So today two deaths whacked me in the gut, even though I never met either woman. Of course, the grief wasn’t that bad — microscopic compared to their families’.
But it was grief, and the thing is, I think it made me more warm toward other people today. I don’t know — I just felt as if my heart had temporarily enlarged (unfortunately, not a permanent condition). This afternoon I had unusual patience with students (at the Writing Center). And that’s saying something. One student interrupted me every ten minutes or so for well over an hour to read over the last few sentences she’d written in her essay. And each time I got up happily to help her.
So tonight I’m wondering, what was the deal with that? It’s a little fascinating, to be honest, how grief has a way of warming a heart as well as freezing it, of pulling us closer to others just when it’s ripping another from us. But, if so, does that mean that a little grief every day would be good for me? Should we all find a way to increase our sensitivity to the many deaths around us?
I could probably handle this level of grief every day (it wasn’t that bad, after all). I certainly could do with feeling more warmth and patience. So maybe a little grief can make me a more compassionate and less self-focused person.
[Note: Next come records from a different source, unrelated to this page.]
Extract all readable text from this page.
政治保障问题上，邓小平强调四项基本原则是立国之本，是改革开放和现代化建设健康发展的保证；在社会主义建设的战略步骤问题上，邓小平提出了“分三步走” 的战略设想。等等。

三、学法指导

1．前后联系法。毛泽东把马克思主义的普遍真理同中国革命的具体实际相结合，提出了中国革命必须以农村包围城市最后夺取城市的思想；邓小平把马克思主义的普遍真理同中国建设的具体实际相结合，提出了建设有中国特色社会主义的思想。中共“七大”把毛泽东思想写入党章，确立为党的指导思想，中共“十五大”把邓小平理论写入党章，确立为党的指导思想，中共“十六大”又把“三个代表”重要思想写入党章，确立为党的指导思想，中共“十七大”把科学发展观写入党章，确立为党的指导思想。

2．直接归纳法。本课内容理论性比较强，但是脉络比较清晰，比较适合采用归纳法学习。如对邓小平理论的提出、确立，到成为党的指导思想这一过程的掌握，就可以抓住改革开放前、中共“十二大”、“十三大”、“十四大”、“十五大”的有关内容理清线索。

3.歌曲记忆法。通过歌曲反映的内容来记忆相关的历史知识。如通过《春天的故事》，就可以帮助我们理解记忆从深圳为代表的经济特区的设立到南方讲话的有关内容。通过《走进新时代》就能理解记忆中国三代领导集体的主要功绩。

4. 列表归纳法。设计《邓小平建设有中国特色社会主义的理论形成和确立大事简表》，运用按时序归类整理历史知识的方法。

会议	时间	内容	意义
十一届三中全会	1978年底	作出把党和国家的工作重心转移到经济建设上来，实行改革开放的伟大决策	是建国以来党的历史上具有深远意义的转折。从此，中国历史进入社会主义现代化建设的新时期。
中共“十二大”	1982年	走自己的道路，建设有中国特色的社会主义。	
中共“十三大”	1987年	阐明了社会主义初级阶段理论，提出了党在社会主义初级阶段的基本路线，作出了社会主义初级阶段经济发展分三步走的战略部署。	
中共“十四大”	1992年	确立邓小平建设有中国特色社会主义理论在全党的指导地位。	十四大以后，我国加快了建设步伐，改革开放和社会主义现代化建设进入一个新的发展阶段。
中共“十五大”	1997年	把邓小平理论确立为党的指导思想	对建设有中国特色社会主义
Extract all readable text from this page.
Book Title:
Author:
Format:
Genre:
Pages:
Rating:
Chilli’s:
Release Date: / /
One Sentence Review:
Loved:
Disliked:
Maybe it’s good for me. Maybe tomorrow’s news will be just the prescription!
Wait-a-minute. Naaahhhh… There’s enough grief out there without looking for it! I’ll stick with just dealing with what pain comes my way — increased warmth and patience or no. Opportunities to grieve are abundant, fortunately and unfortunately.
I guess I’ll never know the “why” of the mysterious warmth, but I can’t help but be thankful for its help.